Die Natur des Handels, Austausch aller Arbeitsleistungen und Güter untereinander, und die Wirkung der Handelsfreiheit 1) Anspannung aller Kräfte, Verwertung und Verbindung derselben von den Leistungen des ärmsten Tagelöhners auf einem abgeschiedenen Landgute bis zu den entferntesten Arbeiten und Gütern des Ostindischen und Westindischen Pflanzers, und 2) Ersparung aller unnötigen Kosten und Verschwendungen sind es also, welche jene Werterhöhung aller Leistungen und Güter der Produzenten und Konsumenten erklären, welche die dauernsten Quellen des Reichtums der Nationen werden.

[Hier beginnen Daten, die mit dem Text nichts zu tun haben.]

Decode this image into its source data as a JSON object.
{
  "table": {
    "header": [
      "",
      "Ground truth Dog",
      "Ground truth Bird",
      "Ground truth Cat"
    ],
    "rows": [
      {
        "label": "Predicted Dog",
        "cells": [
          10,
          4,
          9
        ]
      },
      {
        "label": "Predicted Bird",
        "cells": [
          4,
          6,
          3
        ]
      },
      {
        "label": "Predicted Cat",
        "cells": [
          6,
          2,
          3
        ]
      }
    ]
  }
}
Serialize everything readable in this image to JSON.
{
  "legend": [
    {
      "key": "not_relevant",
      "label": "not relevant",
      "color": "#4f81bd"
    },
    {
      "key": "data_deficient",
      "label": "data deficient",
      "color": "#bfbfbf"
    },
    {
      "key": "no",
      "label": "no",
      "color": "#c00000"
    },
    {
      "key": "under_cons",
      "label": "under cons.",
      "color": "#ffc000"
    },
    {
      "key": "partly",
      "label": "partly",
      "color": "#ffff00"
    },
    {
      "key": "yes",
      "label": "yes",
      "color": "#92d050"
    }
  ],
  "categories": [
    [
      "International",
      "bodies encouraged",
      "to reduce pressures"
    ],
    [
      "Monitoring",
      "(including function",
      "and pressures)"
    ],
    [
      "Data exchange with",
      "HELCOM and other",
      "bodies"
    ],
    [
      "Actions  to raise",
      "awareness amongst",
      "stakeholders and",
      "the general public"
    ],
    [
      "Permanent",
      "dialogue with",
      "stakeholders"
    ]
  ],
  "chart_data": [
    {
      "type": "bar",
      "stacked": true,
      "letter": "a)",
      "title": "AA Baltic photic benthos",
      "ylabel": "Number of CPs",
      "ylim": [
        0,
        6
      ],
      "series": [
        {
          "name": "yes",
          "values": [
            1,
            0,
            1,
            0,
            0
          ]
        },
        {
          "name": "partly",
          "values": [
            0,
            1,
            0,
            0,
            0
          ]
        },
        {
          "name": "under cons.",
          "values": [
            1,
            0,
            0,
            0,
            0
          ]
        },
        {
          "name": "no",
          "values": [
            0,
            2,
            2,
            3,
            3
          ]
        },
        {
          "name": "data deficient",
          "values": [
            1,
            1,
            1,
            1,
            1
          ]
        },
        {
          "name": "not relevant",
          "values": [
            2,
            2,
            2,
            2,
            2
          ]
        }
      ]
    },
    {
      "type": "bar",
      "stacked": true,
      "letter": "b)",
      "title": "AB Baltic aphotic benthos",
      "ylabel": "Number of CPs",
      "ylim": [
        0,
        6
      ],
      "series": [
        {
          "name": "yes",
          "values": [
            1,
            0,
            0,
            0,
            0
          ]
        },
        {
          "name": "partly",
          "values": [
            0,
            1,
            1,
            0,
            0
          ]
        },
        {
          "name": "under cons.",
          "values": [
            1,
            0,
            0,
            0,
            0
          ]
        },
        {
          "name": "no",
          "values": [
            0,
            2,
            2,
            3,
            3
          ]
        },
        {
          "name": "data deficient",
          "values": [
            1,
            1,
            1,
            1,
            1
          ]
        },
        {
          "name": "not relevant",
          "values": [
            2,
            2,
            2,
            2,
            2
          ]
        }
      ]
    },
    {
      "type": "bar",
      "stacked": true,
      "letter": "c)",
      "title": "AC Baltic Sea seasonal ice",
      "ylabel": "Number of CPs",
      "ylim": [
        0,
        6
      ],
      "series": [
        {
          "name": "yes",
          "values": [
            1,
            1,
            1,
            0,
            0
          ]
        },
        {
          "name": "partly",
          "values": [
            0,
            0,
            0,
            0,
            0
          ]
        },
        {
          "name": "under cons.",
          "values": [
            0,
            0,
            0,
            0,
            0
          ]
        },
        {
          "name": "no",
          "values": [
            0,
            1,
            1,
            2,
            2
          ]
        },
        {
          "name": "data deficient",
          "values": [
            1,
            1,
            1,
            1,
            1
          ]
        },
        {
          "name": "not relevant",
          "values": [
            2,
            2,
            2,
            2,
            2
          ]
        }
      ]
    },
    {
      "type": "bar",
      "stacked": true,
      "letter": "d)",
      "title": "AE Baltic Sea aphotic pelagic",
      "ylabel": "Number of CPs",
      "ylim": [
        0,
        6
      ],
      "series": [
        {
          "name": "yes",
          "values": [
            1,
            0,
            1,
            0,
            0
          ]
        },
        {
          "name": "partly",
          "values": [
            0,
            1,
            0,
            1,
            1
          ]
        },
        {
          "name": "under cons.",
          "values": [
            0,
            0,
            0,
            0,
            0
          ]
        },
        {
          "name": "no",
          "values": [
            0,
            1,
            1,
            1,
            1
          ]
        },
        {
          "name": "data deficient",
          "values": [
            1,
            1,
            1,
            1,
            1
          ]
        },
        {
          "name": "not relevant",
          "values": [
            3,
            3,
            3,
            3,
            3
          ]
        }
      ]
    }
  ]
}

Die Wunder der Industrie unserer und aller Zeit erklären sich zuletzt nur aus dem Absatz, d. h. aus dem Handel. Die Geschichte lehrt, dass Wohlstand, höhere sittliche Ausbildung und Befreiung des Menschen von den drückendsten knechtischen Arbeiten da zuerst und in immer höherem Grade entstanden und entstehen, wo der Verkehr derselben untereinander von der Natur schon besonders begünstigt ist. Der Gang der Zivilisation an den Küsten des Meeres beginnend, die Flussteiler hinauf in das Innere der Länder eindringend, ist noch heute in Amerika ganz derselbe, wie im Altertum, wo wir an den Ufern des Indus, des Euphrat und Tigris, des Nils, des Küstenstriches Phöniziens die frühesten Sitze der Kultur finden. Das Meerzerrissene Griechenland und die Länder am Mittelländischen Meere blieben lange Zeit die weltbeherrschenden Länder. Auch als der Tag der Germanischen Welt erschienen war, erhoben sich hier zu Brennpunkten der Kultur zuerst die Handelsstädte, von Amalsi und Pisa, Venedig und Genua an bis zu den deutschen und Niederländischen See- und Nordischen Hansestädten hin. Die Städte der Fabrikation, Florenz, Mailand, die niederländischen Städte folgten erst ihrem Aufschwunge nach. Und als der Gang des Handels einen anderen Zug nehmen musste, als Ostindien und Amerika in die Verwertung der Europäischen Arbeitskräfte hineingezogen waren, treten nach einander Portugal und Spanien, Holland und England in. die ersten Plätze der Weltherrschaft, durch die Ausbildung ihres Handels, ja die Fabrikation und die Gewerbetätigkeit folgten auch dann erst dem Aufschwunge des Handels nach. Welche ungemeine, fast wunderbare Kraft der Verbindung aller Arbeitsleistungen dem Handel beiwohnen, sehen wir noch gegenwärtig in der Handelsbewegung Einer Stadt im Gegensatze zu der ganzer Nationen. — Die Wirkungen des Zollvereins haben mit Recht das Erstaunen der gesitteten Welt erregt, und dennoch wird der auswärtige Handel des ganzen Gebiets von bald 30Mill. Einw. zu drei Vierteln etwa durch den Hamburgs erreicht. Während nämlich die Einfuhren des Zollvereins im Durchschnitt der 5 Jahre von 1837 bis 1841 auf 166 Mill. Thlr. Wert geschätzt werden*), erhebt sich die jährliche Einfuhr Hamburgs in den drei Jahren 1843 bis 1845 auf 116.500.000 Thlr. durchschnittlich, und erreichte im Jahre 1845 die Summe von 127.740.000 Thlr.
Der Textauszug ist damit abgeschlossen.